Die Zeit bis zum Beginn der Therapie nach Prostatektomie hatte in den Subgruppenanalysen keinen Einfluss auf das Gesamtüberleben.

 

Fazit

 

Lymphknotenpositive PCa-Patienten bilden eine heterogene Patientengruppe. Die vorliegende Studie zeigt, dass eine adjuvante Therapie mit ADT plus EBRT bei Patienten mit Lymphknotenmetastasen nach RP und ungünstigen Tumor-Eigenschaften zu einem langfristigen Überlebensvorteil führt im Vergleich zu Beobachtung oder alleiniger adjuvanter ADT. Ferner kommen die Studienautoren zu dem Schluss, dass diejenigen Patienten ohne ungünstige pathologische Tumor-Eigenschaften nach Risiko stratifiziert werden und zunächst keine adjuvante Therapie erhalten sollten.
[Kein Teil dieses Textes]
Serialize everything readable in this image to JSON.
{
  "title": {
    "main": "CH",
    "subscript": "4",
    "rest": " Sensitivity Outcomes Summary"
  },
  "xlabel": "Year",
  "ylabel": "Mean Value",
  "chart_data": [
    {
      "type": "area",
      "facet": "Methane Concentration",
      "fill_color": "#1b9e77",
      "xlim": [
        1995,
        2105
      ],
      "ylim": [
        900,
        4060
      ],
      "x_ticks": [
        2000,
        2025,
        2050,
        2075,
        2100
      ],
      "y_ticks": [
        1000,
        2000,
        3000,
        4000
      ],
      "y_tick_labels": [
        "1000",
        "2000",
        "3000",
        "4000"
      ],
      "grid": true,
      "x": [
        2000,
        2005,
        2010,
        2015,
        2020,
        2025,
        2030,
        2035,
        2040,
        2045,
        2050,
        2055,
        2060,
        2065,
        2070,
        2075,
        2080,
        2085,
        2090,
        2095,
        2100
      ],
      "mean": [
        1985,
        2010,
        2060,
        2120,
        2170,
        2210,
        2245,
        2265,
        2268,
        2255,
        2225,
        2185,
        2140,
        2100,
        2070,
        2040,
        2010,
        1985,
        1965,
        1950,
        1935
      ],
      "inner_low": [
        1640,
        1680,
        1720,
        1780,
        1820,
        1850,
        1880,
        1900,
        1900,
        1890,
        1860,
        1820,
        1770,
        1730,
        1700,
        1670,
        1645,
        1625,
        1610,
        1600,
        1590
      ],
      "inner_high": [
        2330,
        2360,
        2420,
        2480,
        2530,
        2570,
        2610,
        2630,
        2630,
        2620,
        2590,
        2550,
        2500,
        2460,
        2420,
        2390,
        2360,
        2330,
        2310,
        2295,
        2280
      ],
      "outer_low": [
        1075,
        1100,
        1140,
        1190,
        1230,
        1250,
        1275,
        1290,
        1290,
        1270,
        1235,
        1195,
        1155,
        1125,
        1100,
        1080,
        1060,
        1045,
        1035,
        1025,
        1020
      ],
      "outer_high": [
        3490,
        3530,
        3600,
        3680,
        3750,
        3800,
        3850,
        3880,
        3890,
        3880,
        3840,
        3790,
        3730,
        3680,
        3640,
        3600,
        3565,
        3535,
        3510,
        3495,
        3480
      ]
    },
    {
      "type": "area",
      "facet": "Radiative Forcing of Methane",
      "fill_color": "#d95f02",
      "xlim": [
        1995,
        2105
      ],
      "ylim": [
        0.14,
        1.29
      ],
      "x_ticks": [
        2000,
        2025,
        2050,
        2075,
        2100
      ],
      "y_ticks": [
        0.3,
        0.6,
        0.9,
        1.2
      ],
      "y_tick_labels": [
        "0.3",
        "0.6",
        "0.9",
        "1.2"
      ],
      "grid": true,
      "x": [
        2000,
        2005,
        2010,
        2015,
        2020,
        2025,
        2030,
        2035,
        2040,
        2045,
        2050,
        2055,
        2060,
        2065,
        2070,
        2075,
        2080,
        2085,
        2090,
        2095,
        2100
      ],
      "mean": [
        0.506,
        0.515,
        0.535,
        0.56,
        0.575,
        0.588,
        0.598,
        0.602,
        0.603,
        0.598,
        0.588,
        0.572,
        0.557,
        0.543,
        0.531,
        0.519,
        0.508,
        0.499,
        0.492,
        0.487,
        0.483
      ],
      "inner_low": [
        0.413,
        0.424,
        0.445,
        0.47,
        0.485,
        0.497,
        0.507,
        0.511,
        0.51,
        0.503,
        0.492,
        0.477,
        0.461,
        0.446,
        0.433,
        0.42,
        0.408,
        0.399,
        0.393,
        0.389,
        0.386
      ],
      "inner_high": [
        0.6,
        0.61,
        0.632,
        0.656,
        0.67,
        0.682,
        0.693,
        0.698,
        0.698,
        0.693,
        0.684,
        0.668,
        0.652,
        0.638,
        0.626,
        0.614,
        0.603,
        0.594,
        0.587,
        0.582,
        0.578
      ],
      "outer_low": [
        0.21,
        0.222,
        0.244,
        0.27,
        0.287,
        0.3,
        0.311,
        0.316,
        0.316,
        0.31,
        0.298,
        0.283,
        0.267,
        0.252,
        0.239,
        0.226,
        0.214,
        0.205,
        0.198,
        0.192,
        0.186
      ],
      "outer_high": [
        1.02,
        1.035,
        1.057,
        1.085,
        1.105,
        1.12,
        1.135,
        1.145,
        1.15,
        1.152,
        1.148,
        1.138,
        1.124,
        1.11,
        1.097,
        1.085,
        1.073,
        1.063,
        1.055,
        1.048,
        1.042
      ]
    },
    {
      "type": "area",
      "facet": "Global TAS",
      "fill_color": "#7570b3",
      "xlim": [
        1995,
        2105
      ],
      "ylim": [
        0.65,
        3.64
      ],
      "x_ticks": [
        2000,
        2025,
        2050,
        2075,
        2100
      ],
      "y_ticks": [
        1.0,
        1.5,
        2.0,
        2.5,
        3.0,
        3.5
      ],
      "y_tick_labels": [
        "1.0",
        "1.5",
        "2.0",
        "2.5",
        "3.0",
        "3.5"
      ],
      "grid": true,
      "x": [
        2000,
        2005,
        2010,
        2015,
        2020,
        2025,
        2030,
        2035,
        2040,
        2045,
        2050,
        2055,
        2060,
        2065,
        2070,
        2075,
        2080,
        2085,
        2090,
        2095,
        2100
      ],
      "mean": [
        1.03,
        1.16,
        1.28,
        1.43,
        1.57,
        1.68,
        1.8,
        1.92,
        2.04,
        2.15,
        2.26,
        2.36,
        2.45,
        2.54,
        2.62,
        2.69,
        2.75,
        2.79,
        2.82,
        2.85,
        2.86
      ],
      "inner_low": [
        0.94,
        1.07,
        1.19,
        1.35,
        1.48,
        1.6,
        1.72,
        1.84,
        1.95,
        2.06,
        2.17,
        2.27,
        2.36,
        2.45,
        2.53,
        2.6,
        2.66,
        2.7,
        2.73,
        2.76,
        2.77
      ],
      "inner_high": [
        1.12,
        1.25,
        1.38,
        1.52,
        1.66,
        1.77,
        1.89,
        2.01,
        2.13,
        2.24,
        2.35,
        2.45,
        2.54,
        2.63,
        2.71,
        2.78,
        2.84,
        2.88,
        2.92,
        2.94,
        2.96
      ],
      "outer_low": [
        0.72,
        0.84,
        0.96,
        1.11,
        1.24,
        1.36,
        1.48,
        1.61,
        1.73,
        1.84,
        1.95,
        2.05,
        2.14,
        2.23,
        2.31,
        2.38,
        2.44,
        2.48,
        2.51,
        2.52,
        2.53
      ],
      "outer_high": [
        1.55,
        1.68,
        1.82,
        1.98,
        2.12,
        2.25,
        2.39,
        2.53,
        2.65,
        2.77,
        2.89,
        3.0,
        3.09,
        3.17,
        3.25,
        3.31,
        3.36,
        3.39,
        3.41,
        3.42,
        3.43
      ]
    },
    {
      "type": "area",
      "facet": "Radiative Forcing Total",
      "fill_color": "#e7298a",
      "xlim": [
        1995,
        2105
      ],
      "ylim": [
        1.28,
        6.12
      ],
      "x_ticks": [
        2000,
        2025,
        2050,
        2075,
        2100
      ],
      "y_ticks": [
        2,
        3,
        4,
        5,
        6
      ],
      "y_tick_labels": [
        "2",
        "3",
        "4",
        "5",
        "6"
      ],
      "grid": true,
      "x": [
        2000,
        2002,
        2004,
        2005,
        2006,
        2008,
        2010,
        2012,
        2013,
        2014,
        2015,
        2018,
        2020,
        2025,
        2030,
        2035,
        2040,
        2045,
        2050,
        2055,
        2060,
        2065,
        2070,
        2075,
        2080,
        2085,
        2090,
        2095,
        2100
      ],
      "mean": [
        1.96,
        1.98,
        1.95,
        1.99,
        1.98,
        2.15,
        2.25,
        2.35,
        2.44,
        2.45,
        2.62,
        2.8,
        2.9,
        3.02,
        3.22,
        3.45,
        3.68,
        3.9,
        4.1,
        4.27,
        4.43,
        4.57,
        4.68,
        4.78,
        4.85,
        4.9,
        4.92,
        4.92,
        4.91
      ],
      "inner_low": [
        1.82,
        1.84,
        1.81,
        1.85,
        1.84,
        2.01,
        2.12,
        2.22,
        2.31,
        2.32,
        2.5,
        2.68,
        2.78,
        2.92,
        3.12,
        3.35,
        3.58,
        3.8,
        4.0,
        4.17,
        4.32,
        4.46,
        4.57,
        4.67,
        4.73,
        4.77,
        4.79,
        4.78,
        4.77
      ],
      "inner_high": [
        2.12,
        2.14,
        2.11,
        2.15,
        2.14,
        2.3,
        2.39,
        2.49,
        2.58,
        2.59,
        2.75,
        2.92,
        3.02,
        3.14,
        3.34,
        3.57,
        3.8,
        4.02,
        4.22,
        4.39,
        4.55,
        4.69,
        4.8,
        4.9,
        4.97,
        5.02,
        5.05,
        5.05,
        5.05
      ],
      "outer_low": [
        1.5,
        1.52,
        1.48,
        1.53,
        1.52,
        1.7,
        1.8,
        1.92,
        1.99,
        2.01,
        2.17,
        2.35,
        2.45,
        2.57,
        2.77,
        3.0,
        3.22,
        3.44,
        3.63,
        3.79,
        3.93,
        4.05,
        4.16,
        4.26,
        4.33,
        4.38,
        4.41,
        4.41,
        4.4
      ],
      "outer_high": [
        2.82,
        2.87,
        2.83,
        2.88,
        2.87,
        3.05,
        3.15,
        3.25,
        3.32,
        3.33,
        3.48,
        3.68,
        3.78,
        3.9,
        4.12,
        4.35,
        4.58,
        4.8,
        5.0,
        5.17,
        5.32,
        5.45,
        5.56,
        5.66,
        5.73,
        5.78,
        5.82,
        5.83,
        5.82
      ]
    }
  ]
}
Mit einer Behandlung sollte erst beim Auftreten eines biochemischen Rezidivs begonnen werden. Eine solche Strategie könnte dazu beitragen, für diese Patienten therapiebezogene Nebenwirkungen zu vermeiden und die Lebensqualität zu erhalten. Es werden randomisierte, prospektive Studien benötigt, um diese Daten zu bestätigen.